In this report we describe a patient who had no risk factors for pancreatitis and was taking no medications known to cause pancreatitis other than ramipril. Drug induced pancreatitis has no distinguishing features. The occurrence of reported cases of pancreatitis secondary to ACE inhibitors is relatively rare and mostly associated with captopril, lisinopril, and enalapril.1–3 ACE inhibitors are first line agents in cardiovascular disease. The pathogenesis of drug induced pancreatitis may be caused by an allergic response or by a direct toxic effect. ACE inhibitors work against high blood pressure because they inhibit an enzyme that is necessary to produce a substance that pushes the blood pressure up. But this same action seems to inhibit the breakdown by enzymes of substances in the body that can make blood vessels leaky. Therefore, secretions of the pancreas may cause acute pancreatitis. Angioedema is at best an uncomfortable and disfiguring type of temporary swelling. Pancreatitis associated with ACE inhibitors is thought to reflect localised angioedema of the gland.1–3 Angioedema due to ACE inhibitors appears to be linked to the decreased degradation of bradykinin because ACE, also known as kininase II, not only activates angiotensin I but also inactivates bradykinin. Angiotensin II receptors are thought to be important in the regulation of pancreatic secretion and microcirculation, and this may have an additive effect on pathogenesis.4 The time course of developing the disorder varies from a few weeks to years after starting the drug. Proving the association with a particular drug may not always be straightforward, even in suspected cases. Thus, patients restarted on their medications should be closely monitored and the drug promptly discontinued if symptoms recur.5 Reintroduction of ramipril therapy resulted in the recurrence of pancreatitis, and this strongly supports the association. Moreover, there were no further attacks in our patient after 14 months of follow up with no intake of ramipril. Early recognition of this reaction is crucially important both for rapid discontinuation of the offending drug and for the avoidance of unnecessary drug therapy or invasive procedures.
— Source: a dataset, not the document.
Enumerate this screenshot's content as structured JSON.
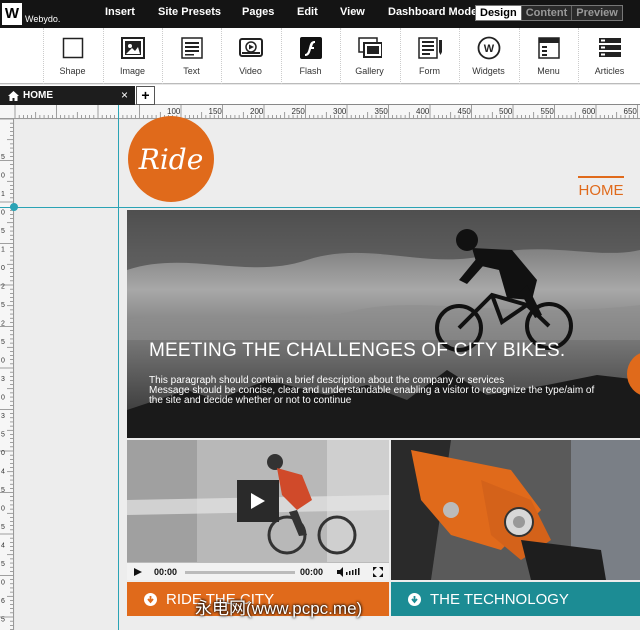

In conclusion, to the best of our knowledge, this is the first report in the literature of ramipril induced pancreatitis. With increased use of this drug further reports may shed light on the incidence, clinical importance, and mechanism of this adverse drug reaction. In addition to monitoring for efficacy and commonly reported adverse effects, clinicians need to be aware that acute pancreatitis may occur in patients taking ACE inhibitors.